Surface-Grating Distributed Bragg Reflector Lasers with Deeply Etched Grooves Formed by Reactive Beam Etching

Abstract

Two surface-grating distributed Bragg reflector (DBR) lasers, one using a 1.55-µm-wavelength InP-based material system and one using a 0.98-µm-wavelength GaAs/AlGaAs material system, were made using the same reactive beam etching technique following single-step growth of the layer structure for the lasers. A 800-nm-deep grooved grating with a 240 nm period for 1.55-µm-wavelength first-order diffraction and one with a 150 nm period for 0.98-µm-wavelength first-order diffraction were formed using electron-beam lithography and Br₂-N₂ mixed-gas reactive beam etching.

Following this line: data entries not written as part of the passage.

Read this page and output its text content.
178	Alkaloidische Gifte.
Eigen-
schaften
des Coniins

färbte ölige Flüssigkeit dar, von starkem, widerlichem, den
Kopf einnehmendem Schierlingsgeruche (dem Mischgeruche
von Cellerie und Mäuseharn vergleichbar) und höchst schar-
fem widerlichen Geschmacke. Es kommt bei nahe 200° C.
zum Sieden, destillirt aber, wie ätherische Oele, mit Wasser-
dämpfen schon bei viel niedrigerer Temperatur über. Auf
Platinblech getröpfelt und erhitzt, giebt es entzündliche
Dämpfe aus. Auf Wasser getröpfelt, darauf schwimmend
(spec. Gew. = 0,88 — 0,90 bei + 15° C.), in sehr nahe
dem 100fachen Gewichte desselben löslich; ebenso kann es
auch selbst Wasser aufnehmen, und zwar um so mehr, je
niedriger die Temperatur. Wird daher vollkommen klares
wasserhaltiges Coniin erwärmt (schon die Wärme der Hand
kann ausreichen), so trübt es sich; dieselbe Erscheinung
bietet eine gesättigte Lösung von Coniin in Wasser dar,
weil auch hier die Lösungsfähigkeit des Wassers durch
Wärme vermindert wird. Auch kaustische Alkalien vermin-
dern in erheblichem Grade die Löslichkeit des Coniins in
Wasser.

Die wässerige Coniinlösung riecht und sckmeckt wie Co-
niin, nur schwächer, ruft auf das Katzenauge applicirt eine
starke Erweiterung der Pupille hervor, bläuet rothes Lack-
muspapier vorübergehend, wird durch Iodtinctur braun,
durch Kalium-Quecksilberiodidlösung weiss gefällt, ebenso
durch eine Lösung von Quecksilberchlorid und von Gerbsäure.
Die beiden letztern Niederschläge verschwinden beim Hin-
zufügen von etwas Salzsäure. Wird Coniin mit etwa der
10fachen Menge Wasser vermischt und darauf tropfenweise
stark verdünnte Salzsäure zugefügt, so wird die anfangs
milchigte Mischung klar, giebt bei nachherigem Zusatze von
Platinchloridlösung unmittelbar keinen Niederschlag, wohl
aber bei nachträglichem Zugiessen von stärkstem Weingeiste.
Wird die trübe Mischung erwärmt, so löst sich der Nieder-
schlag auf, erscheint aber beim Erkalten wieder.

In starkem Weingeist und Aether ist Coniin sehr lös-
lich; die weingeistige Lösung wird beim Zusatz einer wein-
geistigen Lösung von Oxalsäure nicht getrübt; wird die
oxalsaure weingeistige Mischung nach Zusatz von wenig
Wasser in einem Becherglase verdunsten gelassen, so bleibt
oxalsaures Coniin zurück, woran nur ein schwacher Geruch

Single-longitudinal-mode operation with a side-mode suppression ratio of over 27 dB was obtained for both lasers; the output power was more than 15 mW for the 0.98-µm one. Between 15 and 55°C, the measured temperature dependence of the lasing wavelength for both lasers was about 0.1 nm/°C, which is one-fifth of the dependence of a Fabry-Perot-type laser. The performance of these lasers indicates the wide applicability of the present etching technique to the fabrication of various wavelength-selective devices.